徐律师是仲裁员(香港律师会仲裁员名册)、英国仲裁司学会院士、香港国际仲裁中心及香港律师会的认可调解员,身兼香港律师会仲裁委员会成员。徐律师亦是中国司法部委任的中国委托公证人。
徐律师获委任为中国仲裁法学研究会房地产仲裁研究专业委员会特邀研究员、香港终审法院首席大法官马道立委任为律师纪律审裁团之执业律师委员,及香港特别行政区财经事务及库务局财经事务科委任为香港会计师公会纪律审裁团成员。

如阁下有任何查询或想了解更多详情,请联络本所徐凯怡律师

2018年6月2日

香港重大案例 – 我所诉讼团队成功取得禁诉令 – 禁止与讼方于另一司法管辖区就同一争议进行平行诉讼

原告人在香港法院开展了诉讼程序,捍卫自身权益,惟被告人在香港以外的法院提出涵盖相同争议的诉讼,意图捷足先登,抢先取得有利判决,藉此阻挠原告人的香港法诉。原告人面对平行诉讼,有何法律手段阻止被告人的恶意诉讼?

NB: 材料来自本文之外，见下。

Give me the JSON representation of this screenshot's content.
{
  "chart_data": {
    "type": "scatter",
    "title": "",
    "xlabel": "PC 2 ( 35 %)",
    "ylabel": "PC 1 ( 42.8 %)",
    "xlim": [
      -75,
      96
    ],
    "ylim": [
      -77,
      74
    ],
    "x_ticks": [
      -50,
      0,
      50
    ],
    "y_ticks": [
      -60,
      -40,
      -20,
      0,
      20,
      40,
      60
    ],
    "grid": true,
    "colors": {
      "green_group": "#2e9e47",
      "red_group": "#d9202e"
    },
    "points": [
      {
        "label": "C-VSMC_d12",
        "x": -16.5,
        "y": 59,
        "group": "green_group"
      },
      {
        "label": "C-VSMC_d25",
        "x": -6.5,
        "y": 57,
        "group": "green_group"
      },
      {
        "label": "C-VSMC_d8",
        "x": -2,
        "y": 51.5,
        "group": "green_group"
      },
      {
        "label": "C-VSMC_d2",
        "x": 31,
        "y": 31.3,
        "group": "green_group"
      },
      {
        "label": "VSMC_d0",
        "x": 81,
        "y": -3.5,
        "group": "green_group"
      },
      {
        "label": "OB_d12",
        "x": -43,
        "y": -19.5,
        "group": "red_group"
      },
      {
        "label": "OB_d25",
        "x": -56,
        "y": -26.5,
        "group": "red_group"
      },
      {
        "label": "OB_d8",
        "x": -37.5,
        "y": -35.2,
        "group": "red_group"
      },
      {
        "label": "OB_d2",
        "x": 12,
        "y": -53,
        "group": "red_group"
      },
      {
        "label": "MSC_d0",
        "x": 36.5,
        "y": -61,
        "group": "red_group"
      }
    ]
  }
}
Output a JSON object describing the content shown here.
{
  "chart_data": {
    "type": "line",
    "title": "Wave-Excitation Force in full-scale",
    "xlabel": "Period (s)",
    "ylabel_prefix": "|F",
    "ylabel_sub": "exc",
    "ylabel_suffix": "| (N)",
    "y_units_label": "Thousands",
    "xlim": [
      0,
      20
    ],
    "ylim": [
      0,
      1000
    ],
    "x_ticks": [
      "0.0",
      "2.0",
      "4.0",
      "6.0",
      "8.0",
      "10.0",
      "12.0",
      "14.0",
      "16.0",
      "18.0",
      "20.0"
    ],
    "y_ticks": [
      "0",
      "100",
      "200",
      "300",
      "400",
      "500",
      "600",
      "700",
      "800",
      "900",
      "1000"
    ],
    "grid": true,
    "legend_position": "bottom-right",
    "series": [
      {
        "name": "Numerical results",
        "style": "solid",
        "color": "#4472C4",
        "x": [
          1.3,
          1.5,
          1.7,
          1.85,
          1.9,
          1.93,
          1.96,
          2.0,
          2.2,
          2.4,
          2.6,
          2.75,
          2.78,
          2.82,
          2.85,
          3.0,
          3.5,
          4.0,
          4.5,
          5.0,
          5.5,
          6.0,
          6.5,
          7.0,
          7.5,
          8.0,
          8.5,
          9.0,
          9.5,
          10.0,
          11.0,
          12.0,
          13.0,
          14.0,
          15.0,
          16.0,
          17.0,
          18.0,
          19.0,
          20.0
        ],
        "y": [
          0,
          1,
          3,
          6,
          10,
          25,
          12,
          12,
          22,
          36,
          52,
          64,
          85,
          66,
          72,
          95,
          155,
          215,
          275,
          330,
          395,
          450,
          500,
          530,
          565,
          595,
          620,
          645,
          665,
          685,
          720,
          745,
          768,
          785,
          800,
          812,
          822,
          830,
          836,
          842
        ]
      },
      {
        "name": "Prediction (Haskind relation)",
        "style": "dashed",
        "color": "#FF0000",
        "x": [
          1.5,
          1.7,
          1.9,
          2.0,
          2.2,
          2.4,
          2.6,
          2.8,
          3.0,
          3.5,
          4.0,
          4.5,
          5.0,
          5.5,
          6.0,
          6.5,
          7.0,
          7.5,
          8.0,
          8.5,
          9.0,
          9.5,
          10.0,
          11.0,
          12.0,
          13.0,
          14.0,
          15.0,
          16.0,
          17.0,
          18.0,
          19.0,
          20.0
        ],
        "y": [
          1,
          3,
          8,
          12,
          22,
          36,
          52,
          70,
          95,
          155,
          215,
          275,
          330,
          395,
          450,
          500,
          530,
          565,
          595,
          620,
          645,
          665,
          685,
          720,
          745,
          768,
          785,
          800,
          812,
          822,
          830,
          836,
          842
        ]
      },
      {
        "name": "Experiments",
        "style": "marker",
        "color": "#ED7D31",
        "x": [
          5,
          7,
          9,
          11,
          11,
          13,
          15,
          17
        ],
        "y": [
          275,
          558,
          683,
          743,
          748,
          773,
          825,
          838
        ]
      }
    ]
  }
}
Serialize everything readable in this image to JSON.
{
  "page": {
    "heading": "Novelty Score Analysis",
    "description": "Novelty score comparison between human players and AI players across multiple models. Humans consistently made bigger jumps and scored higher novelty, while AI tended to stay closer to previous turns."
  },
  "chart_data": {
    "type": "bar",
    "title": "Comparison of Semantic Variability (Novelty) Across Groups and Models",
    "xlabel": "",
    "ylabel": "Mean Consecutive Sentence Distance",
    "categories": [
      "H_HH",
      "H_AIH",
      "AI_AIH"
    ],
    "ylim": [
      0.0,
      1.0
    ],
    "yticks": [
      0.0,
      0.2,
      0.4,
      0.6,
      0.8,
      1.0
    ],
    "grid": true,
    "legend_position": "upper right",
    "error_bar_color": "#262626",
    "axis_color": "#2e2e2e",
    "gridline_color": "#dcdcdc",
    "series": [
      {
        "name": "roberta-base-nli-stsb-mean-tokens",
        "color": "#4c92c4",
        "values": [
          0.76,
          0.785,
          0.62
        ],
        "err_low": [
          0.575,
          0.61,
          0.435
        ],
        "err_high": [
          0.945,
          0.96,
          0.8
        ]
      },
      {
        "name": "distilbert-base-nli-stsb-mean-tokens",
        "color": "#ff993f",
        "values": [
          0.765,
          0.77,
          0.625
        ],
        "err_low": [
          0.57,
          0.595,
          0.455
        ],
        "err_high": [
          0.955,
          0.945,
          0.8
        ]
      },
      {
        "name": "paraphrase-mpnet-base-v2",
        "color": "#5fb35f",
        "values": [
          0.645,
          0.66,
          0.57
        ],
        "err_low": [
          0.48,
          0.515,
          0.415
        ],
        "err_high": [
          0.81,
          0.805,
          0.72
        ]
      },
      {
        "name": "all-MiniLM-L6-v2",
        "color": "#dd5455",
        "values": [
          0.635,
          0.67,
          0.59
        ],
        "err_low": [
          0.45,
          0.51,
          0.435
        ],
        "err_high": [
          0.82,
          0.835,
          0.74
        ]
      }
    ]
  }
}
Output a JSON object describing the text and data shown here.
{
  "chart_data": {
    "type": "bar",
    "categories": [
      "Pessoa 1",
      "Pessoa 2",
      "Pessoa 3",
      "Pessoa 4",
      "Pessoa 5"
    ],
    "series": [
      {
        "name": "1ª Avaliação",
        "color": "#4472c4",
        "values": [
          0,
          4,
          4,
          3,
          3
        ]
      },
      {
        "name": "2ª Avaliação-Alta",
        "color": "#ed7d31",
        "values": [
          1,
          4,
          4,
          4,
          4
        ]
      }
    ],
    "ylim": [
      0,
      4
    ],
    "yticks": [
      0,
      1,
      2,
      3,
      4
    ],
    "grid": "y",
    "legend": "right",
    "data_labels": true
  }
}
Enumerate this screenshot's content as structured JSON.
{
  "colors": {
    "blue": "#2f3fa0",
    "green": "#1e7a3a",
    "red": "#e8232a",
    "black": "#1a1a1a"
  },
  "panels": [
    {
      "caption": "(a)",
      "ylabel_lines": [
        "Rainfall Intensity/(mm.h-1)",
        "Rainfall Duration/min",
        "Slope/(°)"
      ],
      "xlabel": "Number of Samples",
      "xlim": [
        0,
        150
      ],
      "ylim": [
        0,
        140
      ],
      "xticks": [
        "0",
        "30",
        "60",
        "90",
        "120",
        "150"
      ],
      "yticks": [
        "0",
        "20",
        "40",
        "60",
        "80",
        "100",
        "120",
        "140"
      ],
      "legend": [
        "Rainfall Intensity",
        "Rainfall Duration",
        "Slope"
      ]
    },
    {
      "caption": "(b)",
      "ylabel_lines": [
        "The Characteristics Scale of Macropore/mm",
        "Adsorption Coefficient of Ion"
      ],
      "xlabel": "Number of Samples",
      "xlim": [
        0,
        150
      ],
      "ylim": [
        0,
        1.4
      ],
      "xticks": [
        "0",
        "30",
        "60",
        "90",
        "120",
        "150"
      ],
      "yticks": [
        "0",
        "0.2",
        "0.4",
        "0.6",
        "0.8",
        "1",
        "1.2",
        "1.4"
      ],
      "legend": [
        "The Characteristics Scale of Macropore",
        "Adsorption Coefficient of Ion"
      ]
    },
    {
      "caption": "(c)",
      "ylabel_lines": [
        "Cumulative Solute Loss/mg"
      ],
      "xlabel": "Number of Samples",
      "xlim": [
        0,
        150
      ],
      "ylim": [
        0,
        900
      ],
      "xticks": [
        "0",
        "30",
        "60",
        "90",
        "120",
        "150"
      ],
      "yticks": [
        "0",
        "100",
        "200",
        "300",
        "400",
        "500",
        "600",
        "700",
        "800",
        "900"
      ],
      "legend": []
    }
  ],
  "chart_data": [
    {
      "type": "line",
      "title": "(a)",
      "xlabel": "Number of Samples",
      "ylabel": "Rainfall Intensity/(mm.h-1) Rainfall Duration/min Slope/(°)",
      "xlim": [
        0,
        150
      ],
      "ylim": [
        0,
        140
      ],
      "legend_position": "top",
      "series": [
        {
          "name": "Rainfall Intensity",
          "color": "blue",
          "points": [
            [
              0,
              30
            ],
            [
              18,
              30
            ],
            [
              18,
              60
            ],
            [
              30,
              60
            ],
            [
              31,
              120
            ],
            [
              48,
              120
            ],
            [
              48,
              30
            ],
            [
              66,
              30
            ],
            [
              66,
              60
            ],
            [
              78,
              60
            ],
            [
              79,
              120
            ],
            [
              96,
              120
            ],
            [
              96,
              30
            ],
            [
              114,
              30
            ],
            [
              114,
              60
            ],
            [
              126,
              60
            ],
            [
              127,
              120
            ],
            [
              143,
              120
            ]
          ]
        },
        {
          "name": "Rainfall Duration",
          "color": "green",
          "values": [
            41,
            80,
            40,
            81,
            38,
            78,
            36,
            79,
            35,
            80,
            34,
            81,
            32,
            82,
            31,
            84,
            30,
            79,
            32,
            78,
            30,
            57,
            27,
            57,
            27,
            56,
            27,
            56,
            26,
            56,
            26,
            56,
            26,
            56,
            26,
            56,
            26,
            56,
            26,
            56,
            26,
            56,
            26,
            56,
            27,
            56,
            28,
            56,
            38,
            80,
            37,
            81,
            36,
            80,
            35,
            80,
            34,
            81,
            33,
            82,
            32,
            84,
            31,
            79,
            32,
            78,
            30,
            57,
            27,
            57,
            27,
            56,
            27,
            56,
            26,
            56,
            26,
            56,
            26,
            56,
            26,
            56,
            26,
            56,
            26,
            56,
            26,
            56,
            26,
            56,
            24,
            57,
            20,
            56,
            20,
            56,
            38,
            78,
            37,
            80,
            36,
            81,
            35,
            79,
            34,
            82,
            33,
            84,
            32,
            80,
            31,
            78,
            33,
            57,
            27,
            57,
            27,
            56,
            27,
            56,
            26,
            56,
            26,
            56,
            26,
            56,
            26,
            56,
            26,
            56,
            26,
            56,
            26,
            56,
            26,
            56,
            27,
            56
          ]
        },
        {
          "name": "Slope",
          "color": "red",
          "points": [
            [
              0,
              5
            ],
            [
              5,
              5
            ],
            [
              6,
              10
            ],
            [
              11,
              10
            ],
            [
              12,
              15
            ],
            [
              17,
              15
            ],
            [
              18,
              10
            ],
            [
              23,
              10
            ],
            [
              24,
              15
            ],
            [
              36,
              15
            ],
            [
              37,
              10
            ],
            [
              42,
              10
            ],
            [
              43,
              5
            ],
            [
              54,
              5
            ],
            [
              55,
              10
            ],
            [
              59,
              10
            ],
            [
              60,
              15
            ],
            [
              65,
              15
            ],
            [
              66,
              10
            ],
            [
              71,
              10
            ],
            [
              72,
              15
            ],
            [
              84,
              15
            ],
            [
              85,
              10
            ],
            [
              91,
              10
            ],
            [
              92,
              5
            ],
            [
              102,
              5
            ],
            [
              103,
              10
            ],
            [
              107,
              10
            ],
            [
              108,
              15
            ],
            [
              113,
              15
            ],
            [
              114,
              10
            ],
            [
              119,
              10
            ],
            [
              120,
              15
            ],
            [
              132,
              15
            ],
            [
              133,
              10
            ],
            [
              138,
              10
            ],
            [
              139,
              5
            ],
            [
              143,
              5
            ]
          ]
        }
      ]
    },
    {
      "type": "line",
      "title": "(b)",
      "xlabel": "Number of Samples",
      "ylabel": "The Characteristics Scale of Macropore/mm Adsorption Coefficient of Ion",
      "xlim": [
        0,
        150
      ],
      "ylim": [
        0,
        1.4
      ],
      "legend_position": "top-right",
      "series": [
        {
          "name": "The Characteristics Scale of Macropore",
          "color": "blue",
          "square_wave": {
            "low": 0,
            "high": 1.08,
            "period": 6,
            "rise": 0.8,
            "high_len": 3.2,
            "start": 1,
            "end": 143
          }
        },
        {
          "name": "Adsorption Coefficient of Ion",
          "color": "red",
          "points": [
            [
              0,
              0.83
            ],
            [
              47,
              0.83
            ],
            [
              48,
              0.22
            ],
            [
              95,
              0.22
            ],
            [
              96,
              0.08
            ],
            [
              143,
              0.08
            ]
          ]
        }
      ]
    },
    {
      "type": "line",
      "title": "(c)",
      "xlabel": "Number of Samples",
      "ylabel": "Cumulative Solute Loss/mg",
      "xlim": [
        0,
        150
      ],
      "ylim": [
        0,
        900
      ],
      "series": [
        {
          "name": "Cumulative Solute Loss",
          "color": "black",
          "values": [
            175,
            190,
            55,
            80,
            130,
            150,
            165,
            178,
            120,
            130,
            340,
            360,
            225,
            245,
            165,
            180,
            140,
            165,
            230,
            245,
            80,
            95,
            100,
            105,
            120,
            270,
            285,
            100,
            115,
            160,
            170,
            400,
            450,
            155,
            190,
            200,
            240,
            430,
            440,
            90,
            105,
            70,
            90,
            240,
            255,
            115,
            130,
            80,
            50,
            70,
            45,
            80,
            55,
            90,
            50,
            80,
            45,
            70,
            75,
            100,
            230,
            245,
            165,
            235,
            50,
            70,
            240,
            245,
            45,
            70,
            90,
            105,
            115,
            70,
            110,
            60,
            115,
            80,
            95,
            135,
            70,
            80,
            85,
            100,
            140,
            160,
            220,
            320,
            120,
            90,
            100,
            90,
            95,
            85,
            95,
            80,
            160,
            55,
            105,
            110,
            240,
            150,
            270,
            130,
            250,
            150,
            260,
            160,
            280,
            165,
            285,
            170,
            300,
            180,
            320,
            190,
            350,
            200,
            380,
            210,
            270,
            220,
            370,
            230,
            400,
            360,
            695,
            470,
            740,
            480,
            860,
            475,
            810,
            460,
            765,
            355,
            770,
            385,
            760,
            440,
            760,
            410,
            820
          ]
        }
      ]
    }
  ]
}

在普通法下,与讼人可透过禁诉令(anti-suit injunction)机制,请求香港法庭行使酌情权,颁下禁诉令,禁止香港诉讼的与卞讼方就相同的争议在香港以外的法院开展或继续法律程序。倘若该与讼方无视禁诉令,有机会被控藐视法庭的刑事罪行。然而,出于对其他司法管辖区的礼让及尊重,香港法院一般不会轻易颁下禁诉令。本所诉讼团队处理的案件(Chen Hongqing诉The persons whose names are set out in the second column of the Schedule hereto [2018] HKCFI 1170, unreported, 2018年5月29日)中,香港高等法院以香港为合适诉讼地,以及外地诉讼属虚假及恶意诉讼为由,应原告人的申请,对若干被告人颁下禁诉令。

案件背景

约于2000年10月,随着国退民进政策出台,不少国有企业的员工得以通过员工持股计划认购企业股份,山东山水集团的员工便是一例。山水集团在香港注册成立了山水投资有限公司(下称「山水投资」),作为中国山水水泥集团有限公司(港交所:0691) (下称「中国山水」)的最大股东,而中国山水则持有山东山水水泥集团有限公司(下称「山东山水」)等子公司。该等员工拥有的52.37%山水投资股份,当时安排由张才奎以信托形式代持(下称「信托股份」)。于大约2014年,山水投资员工与张才奎就信托股份出现纠纷,于香港法院就其信托关系提起了诉讼 (下称「信托诉讼」)。原告人与时任山东山水管理层的宓敬田等人接触后,安排通过11名员工代表(下称「11名代表」),收购山水投资员工实益拥有的股份,并先后于约2015年8月至9月及2017年3月支付收购股份的代价。当时同意出售股份的员工共2,263人,其中1,014人与11名代表签署了确认函(下称「确认函」),确认原告人为股份买方,并承诺于信托诉讼中取得胜诉后,把取回的股份转让予原告人。在此过程中,宓敬田等人于山东山水的职务被解除,而济南市政府则成立了一所国企 (下称「济南国企」),声称为解决各方的争议,将主动收购员工实益拥有的山水投资股份,宓敬田则从旁协助要求员工配合国企的收购行动,签署相关文件,配合签字的员工将获赠月饼及食油等礼品。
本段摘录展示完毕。